Portal de Periódicos da CAPES

Delayed contrast extravasation MRI: a new paradigm in neuro-oncology

2014; Oxford University Press; Volume: 17; Issue: 3 Linguagem: Inglês

10.1093/neuonc/nou230

1523-5866

Leor Zach, David Guez, David Last, Dianne Daniels, Yuval Grober, Ouzi Nissim, Chen Hoffmann, Dvora Nass, Alisa Talianski, Roberto Spiegelmann, Galia Tsarfaty, Sharona Salomon, Moshe Hadani, Andrew A. Kanner, Deborah T. Blumenthal, Felix Bukstein, Michal Yalon, Jacob Zauberman, Jonathan Roth, Yigal Shoshan, Evgeniya Fridman, Marc Wygoda, Dror Limon, Tzahala Tzuk, Zvi R. Cohen, Yael Mardor,

Lanthanide and Transition Metal Complexes

Conventional magnetic resonance imaging (MRI) is unable to differentiate tumor/nontumor enhancing tissues. We have applied delayed-contrast MRI for calculating high resolution treatment response assessment maps (TRAMs) clearly differentiating tumor/nontumor tissues in brain tumor patients.
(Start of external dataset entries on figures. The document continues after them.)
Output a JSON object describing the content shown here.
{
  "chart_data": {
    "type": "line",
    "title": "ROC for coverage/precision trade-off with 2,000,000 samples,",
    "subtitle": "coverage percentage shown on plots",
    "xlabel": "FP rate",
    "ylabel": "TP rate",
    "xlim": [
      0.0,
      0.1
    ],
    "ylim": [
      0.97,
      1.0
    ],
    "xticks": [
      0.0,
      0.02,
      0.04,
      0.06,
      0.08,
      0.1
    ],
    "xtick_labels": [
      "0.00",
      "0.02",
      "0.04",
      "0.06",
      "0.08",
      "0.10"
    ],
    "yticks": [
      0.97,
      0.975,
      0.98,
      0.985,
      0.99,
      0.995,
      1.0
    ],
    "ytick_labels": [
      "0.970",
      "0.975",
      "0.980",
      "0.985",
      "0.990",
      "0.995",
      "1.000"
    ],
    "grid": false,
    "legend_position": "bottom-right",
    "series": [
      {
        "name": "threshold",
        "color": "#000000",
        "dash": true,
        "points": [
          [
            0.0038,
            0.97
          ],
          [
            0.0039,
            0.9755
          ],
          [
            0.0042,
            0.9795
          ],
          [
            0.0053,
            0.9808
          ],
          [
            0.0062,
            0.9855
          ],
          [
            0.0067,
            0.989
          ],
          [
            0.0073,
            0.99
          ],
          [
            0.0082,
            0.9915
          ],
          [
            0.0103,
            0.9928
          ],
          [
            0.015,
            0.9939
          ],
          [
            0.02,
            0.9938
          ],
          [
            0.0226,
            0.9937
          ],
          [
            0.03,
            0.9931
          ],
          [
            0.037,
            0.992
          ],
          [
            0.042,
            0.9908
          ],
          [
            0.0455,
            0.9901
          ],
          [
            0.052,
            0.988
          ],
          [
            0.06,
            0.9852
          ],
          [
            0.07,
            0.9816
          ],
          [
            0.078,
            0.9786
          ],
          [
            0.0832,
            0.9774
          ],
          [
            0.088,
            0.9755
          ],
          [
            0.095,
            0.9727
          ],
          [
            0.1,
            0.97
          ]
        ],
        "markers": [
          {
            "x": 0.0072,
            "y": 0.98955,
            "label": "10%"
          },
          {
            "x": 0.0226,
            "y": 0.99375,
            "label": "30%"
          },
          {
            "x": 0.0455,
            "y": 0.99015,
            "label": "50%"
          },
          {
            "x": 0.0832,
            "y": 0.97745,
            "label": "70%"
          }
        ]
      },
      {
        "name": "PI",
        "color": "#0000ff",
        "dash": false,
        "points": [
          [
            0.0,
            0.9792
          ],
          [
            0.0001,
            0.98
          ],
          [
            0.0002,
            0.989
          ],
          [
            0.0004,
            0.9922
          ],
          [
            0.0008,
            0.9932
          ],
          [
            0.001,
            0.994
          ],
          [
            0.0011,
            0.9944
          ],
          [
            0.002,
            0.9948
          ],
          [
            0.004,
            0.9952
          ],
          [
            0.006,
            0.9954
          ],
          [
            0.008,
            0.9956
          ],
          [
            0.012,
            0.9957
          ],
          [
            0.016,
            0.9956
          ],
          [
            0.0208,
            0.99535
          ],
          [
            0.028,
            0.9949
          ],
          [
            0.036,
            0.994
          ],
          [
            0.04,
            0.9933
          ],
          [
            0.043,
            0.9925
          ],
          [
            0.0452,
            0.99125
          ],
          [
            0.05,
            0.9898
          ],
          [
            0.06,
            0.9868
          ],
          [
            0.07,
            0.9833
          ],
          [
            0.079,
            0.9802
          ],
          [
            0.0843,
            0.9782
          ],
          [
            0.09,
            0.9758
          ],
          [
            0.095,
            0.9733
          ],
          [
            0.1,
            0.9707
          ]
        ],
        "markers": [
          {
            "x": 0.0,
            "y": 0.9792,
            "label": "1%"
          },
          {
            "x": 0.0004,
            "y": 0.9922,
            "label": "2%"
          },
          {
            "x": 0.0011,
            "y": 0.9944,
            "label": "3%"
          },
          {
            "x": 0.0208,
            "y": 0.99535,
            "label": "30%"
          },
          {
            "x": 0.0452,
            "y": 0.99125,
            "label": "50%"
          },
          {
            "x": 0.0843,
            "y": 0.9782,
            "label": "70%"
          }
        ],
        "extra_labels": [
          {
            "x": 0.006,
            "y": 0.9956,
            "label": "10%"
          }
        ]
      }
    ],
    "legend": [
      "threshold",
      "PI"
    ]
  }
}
One hundred and fifty patients with primary/metastatic tumors were recruited and scanned by delayed-contrast MRI and perfusion MRI. Of those, 47 patients underwent resection during their participation in the study. Region of interest/threshold analysis was performed on the TRAMs and on relative cerebral blood volume maps, and correlation with histology was studied. Relative cerebral blood volume was also assessed by the study neuroradiologist. Histological validation confirmed that regions of contrast agent clearance in the TRAMs >1 h post contrast injection represent active tumor, while regions of contrast accumulation represent nontumor tissues with 100% sensitivity and 92% positive predictive value to active tumor. Significant correlation was found between tumor burden in the TRAMs and histology in a subgroup of lesions resected en bloc (r2 = 0.90, P < .0001). Relative cerebral blood volume yielded sensitivity/positive predictive values of 51%/96% and there was no correlation with tumor burden. The feasibility of applying the TRAMs for differentiating progression from treatment effects, depicting tumor within hemorrhages, and detecting residual tumor postsurgery is demonstrated. The TRAMs present a novel model-independent approach providing efficient separation between tumor/nontumor tissues by adding a short MRI scan >1 h post contrast injection. The methodology uses robust acquisition sequences, providing high resolution and easy to interpret maps with minimal sensitivity to susceptibility artifacts. The presented results provide histological validation of the TRAMs and demonstrate their potential contribution to the management of brain tumor patients.